I was driving along 17th Street (on my way to Plan 9 to look for Nattevagten, in fact. I'm incredibly impatient - even when it costs money I don't have to spend.) in very light traffic, keeping a safe distance and all that, when I suddenly found myself barrelling down on the car in front of me - the driver of which, of course, had merely taken his foot off the gas. Pushing the brake would have given me warning he was slowing down. AS WOULD SIGNALING HAVE DONE. So I hit the brakes and it rapidly became clear that we were stopping. By this point I'm right up on his tail, so that I can't simply swerve around.
And THEN he signals left.
Fucker.
I just don't get the train of cognition here. Signaling isn't an invocation to the traffic gods to bless your turn. It's called "signaling," one would assume, because you're transmitting information of some kind. And a "transmission" of information implies that it flows from sender to receiver - in this case to other drivers. The content of the message is that you're going to do something that changes the dynamic of local traffic, so other drivers should take appropriate action.
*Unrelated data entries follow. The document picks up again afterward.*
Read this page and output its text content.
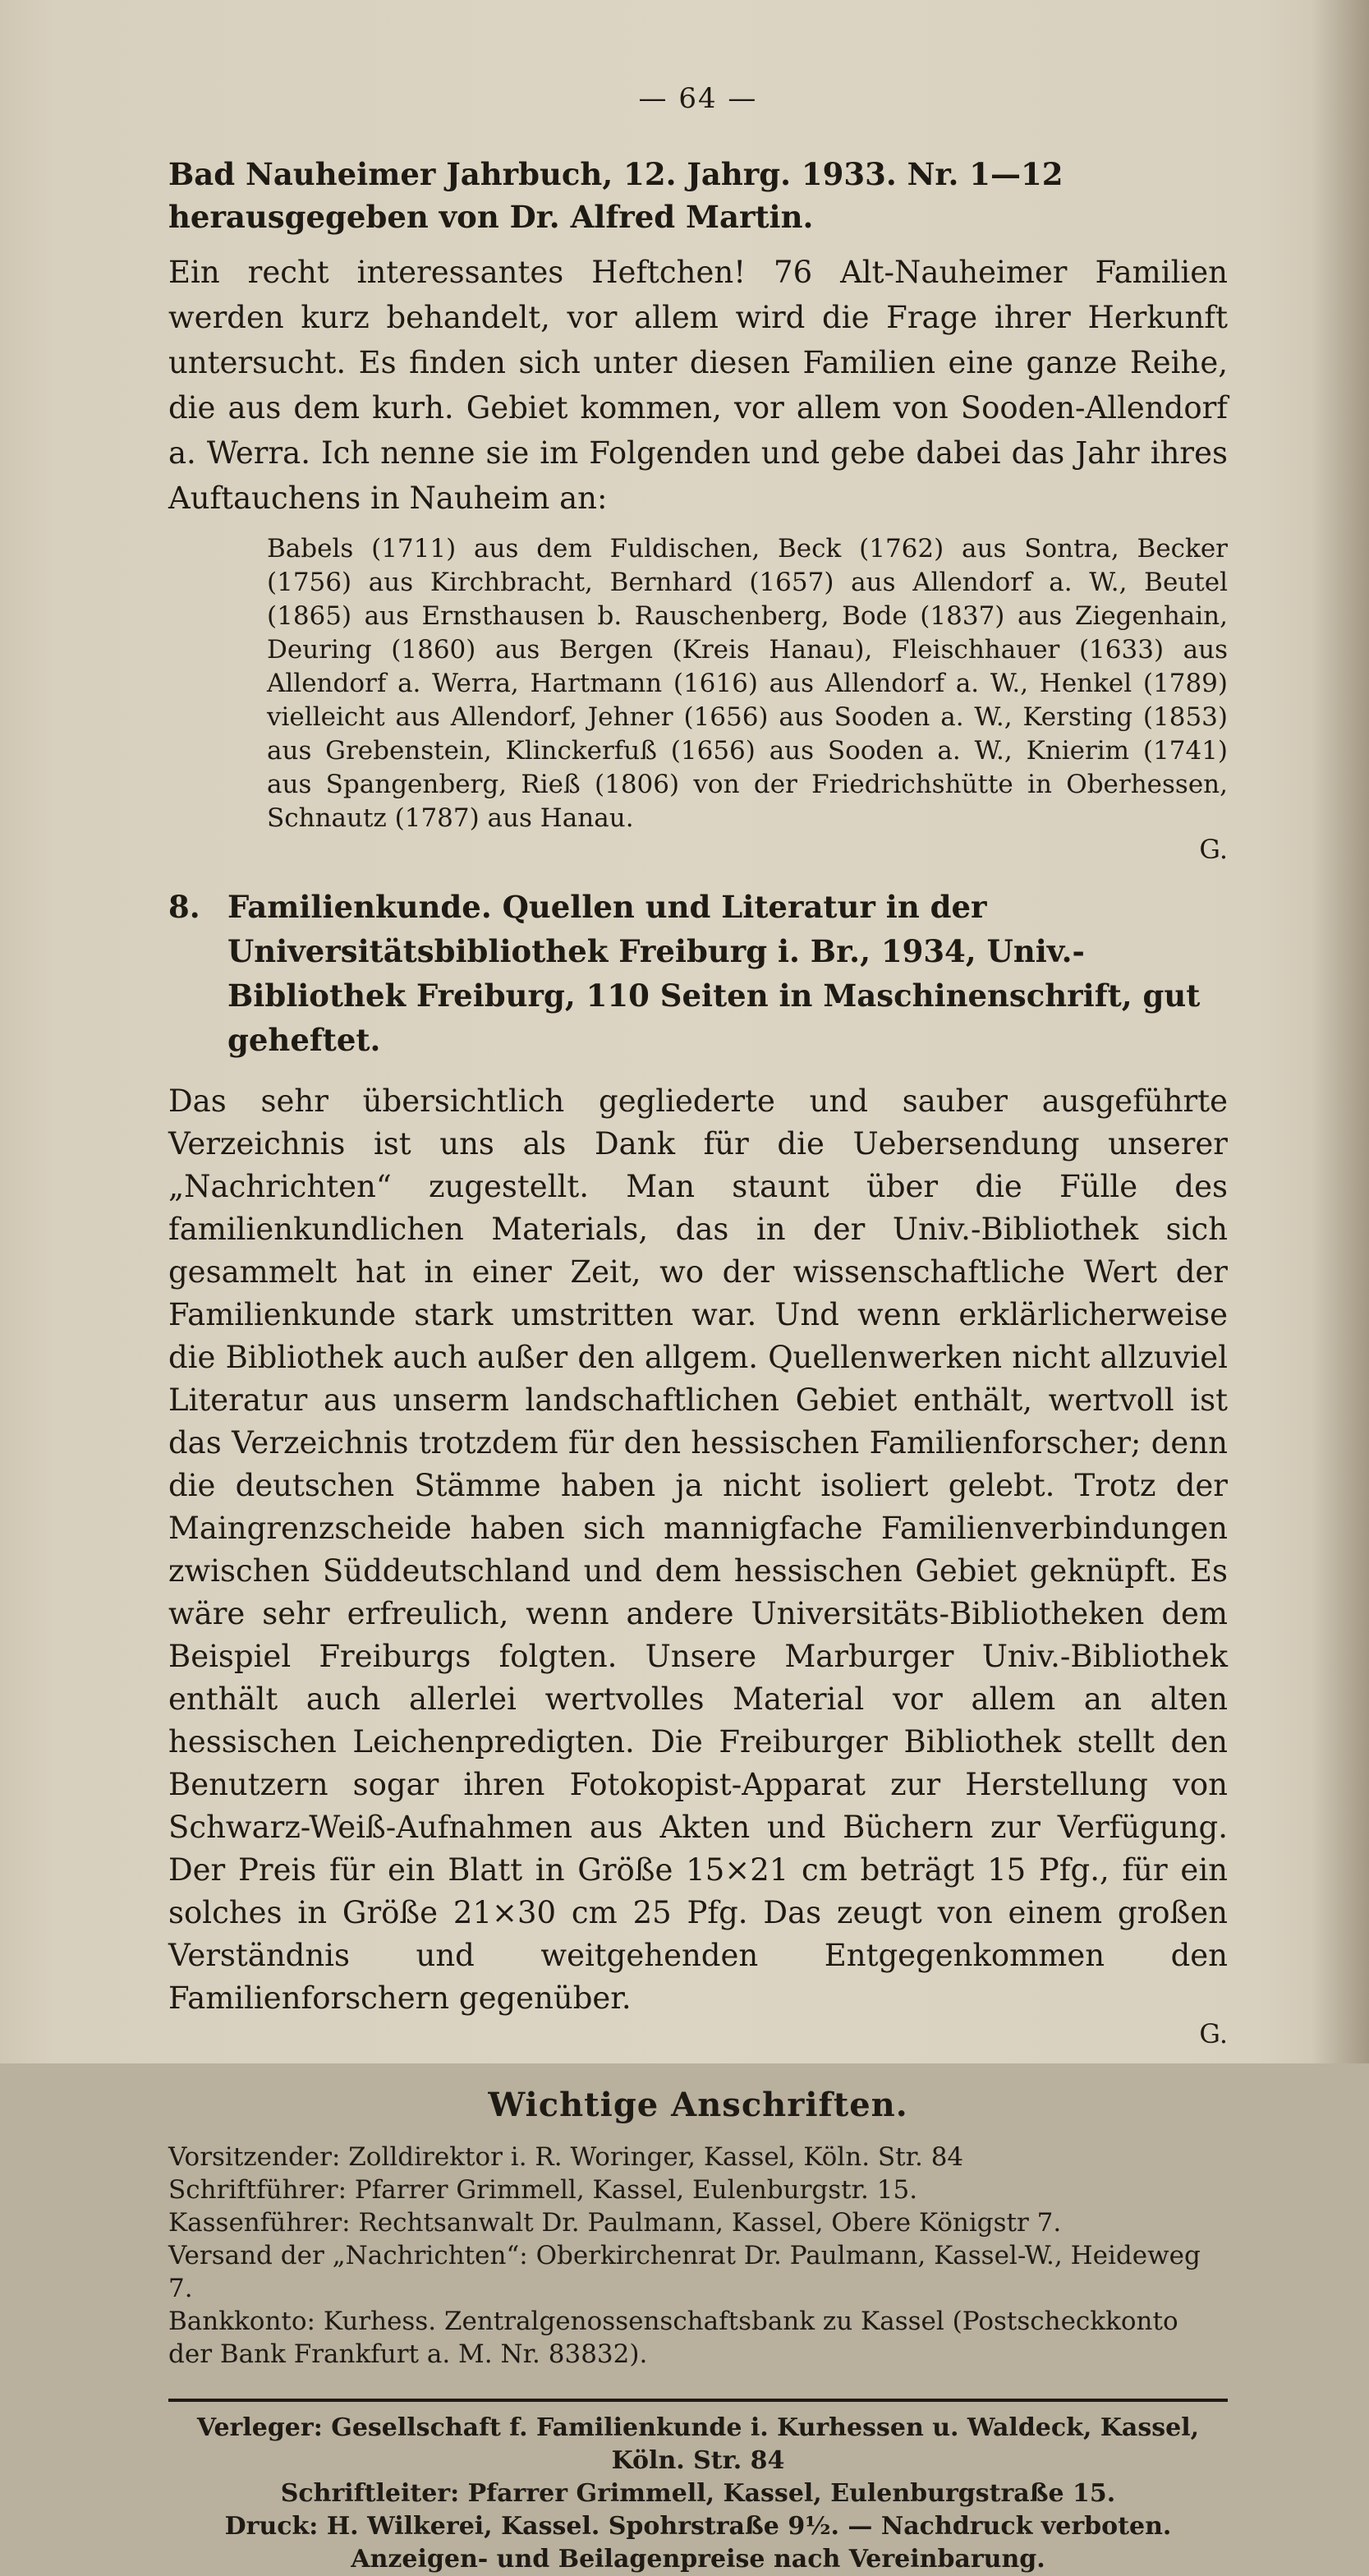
— 64 —

Bad Nauheimer Jahrbuch, 12. Jahrg. 1933. Nr. 1—12 herausgegeben von Dr. Alfred Martin.

Ein recht interessantes Heftchen! 76 Alt-Nauheimer Familien werden kurz behandelt, vor allem wird die Frage ihrer Herkunft untersucht. Es finden sich unter diesen Familien eine ganze Reihe, die aus dem kurh. Gebiet kommen, vor allem von Sooden-Allendorf a. Werra. Ich nenne sie im Folgenden und gebe dabei das Jahr ihres Auftauchens in Nauheim an:

Babels (1711) aus dem Fuldischen, Beck (1762) aus Sontra, Becker (1756) aus Kirchbracht, Bernhard (1657) aus Allendorf a. W., Beutel (1865) aus Ernsthausen b. Rauschenberg, Bode (1837) aus Ziegenhain, Deuring (1860) aus Bergen (Kreis Hanau), Fleischhauer (1633) aus Allendorf a. Werra, Hartmann (1616) aus Allendorf a. W., Henkel (1789) vielleicht aus Allendorf, Jehner (1656) aus Sooden a. W., Kersting (1853) aus Grebenstein, Klinckerfuß (1656) aus Sooden a. W., Knierim (1741) aus Spangenberg, Rieß (1806) von der Friedrichshütte in Oberhessen, Schnautz (1787) aus Hanau.

G.

8. Familienkunde. Quellen und Literatur in der Universitätsbibliothek Freiburg i. Br., 1934, Univ.-Bibliothek Freiburg, 110 Seiten in Maschinenschrift, gut geheftet.

Das sehr übersichtlich gegliederte und sauber ausgeführte Verzeichnis ist uns als Dank für die Uebersendung unserer „Nachrichten“ zugestellt. Man staunt über die Fülle des familienkundlichen Materials, das in der Univ.-Bibliothek sich gesammelt hat in einer Zeit, wo der wissenschaftliche Wert der Familienkunde stark umstritten war. Und wenn erklärlicherweise die Bibliothek auch außer den allgem. Quellenwerken nicht allzuviel Literatur aus unserm landschaftlichen Gebiet enthält, wertvoll ist das Verzeichnis trotzdem für den hessischen Familienforscher; denn die deutschen Stämme haben ja nicht isoliert gelebt. Trotz der Maingrenzscheide haben sich mannigfache Familienverbindungen zwischen Süddeutschland und dem hessischen Gebiet geknüpft. Es wäre sehr erfreulich, wenn andere Universitäts-Bibliotheken dem Beispiel Freiburgs folgten. Unsere Marburger Univ.-Bibliothek enthält auch allerlei wertvolles Material vor allem an alten hessischen Leichenpredigten. Die Freiburger Bibliothek stellt den Benutzern sogar ihren Fotokopist-Apparat zur Herstellung von Schwarz-Weiß-Aufnahmen aus Akten und Büchern zur Verfügung. Der Preis für ein Blatt in Größe 15×21 cm beträgt 15 Pfg., für ein solches in Größe 21×30 cm 25 Pfg. Das zeugt von einem großen Verständnis und weitgehenden Entgegenkommen den Familienforschern gegenüber.

G.

Wichtige Anschriften.

Vorsitzender: Zolldirektor i. R. Woringer, Kassel, Köln. Str. 84

Schriftführer: Pfarrer Grimmell, Kassel, Eulenburgstr. 15.

Kassenführer: Rechtsanwalt Dr. Paulmann, Kassel, Obere Königstr 7.

Versand der „Nachrichten“: Oberkirchenrat Dr. Paulmann, Kassel-W., Heideweg 7.

Bankkonto: Kurhess. Zentralgenossenschaftsbank zu Kassel (Postscheckkonto der Bank Frankfurt a. M. Nr. 83832).

Verleger: Gesellschaft f. Familienkunde i. Kurhessen u. Waldeck, Kassel, Köln. Str. 84

Schriftleiter: Pfarrer Grimmell, Kassel, Eulenburgstraße 15.

Druck: H. Wilkerei, Kassel. Spohrstraße 9½. — Nachdruck verboten.

Anzeigen- und Beilagenpreise nach Vereinbarung.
All of this is rendered utterly and completely meaningless if you transmit the signal once you're already into your turn. It's traffic Pearl Harbor in fact: Japan sends a "late" cable:
Oh and by the way, those reports of an attack on your naval base at dawn this morning pertain to the warning attached below.
Regards,
Your Fearless Enemy
In fact, this kind of obnoxious behavior is ubiquitous in Indiana, especially on the roads. All the locals seems to think it's enormously hillarious to annoy you in some way when there's no way you can retaliate. So, for example, it frequently happens that you'll be walking along the street, and a car goes speeding past, and one of the passengers suddenly screams at the top of his lungs for no reason, interrupting your thoughts and causing you to turn. The ONE time this happened to me in North Carolina was Christmas Break of my first year here. I was out taking a walk at night, and a car of girls drove by shouting "Hey hottie!" I thought "these people have got to be from Indiana." Sure enough, the license plate on the car as it passed said they were...
My favorite example of this, though, has got to be the day I was walking down Third Street last summer - back from Swain. Being summer, there were few people on the streets - just me and this pair of gay guys ahead. Some guy driving by on a motorcycle revs his engine and pops a wheelie, then goes on his way. The guys ahead of me say something about there being lots of douchebags at IU and "Who does he think he's impressing?" And that was sort of the point for me too: who's impressed? There are no girls on the street. He's never going to see any of us again. It's just...weird.
I'd suggest they change the name from "The Hoosier State" to "The Douchebag State," but as it turns out, "Hoosier" is already 19th century slang for "douchebag."